Stephenson attended a FreedomWorks retreat in Jackson Hole, Wyo., in August at which a budget was being prepared in anticipation of a large influx of money, according to several employees who attended the retreat. At the retreat, Stephenson dictated some of the terms of how the money would be spent, the employees said.
“There is no doubt that Dick Stephenson arranged for that money to come to the super PAC,” said one person who attended the retreat. “I can assure you that everyone around the office knew about it.”
I was just in the process of working through this huge donation along with some others that flowed in through Americans for Prosperity and others when this article broke.
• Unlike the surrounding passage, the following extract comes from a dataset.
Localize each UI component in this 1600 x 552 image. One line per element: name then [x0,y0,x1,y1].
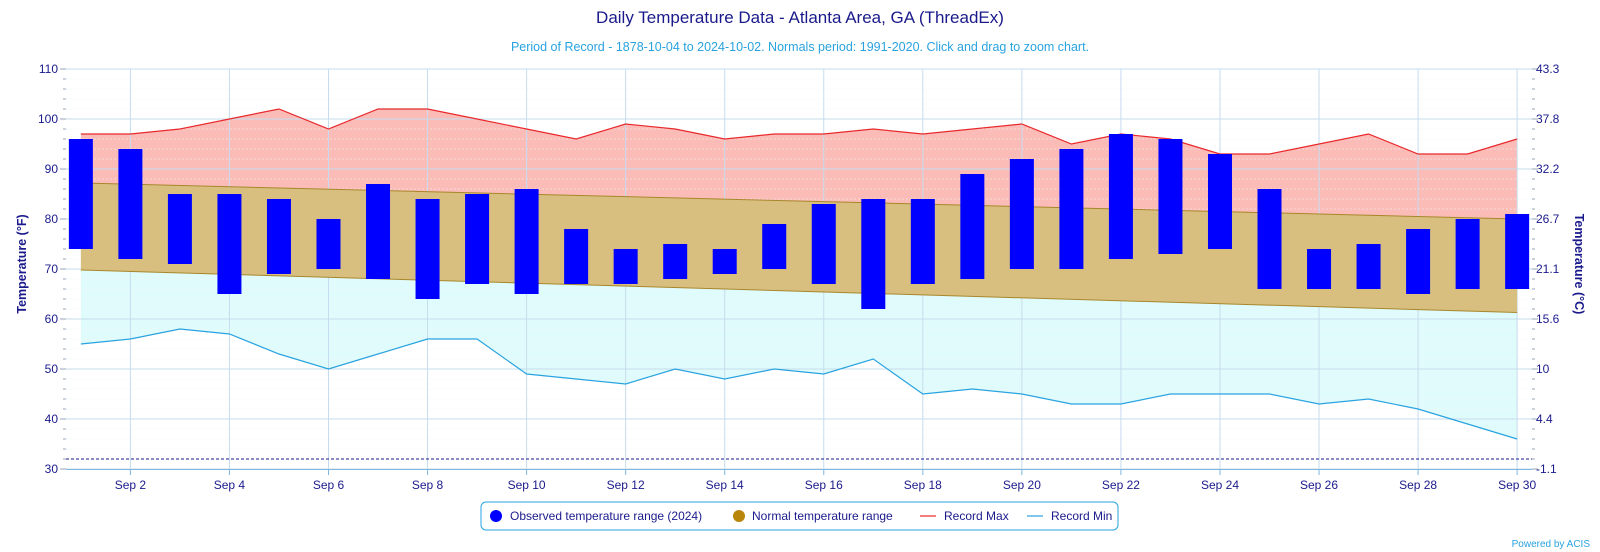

Stephenson has every reason in the world to fight Obamacare: As more people are covered by health insurance, he will make less money with his for-profit cancer treatment centers. As for candidates, Stephenson wanted Deadbeat Dad Joe Walsh to be the beneficiary of FreedomWorks' astroturf and his money. Sad for Stephenson, Joe Walsh lost anyway. Awww.
As things stand today, Matt Kibbe and Dick Armey hate each other; Kibbe retains control of the organization and Armey goes back to Texas with some megabucks rolling in for the next couple of years. A coup turned to a buyout. How corporate of a "grass-roots group."
More significantly, it would appear that the purists won the battle, which means the country will be held hostage to more wingnuttery, more extremism, more astroturf battles, and more stalemates than we already have. Whatever you think of Dick Armey, he was at least pragmatic enough to figure out that these candidates would not be elected, and for that pragmatism, he was put out to pasture, albeit a very rich pasture.
Who said politicians can't be bought?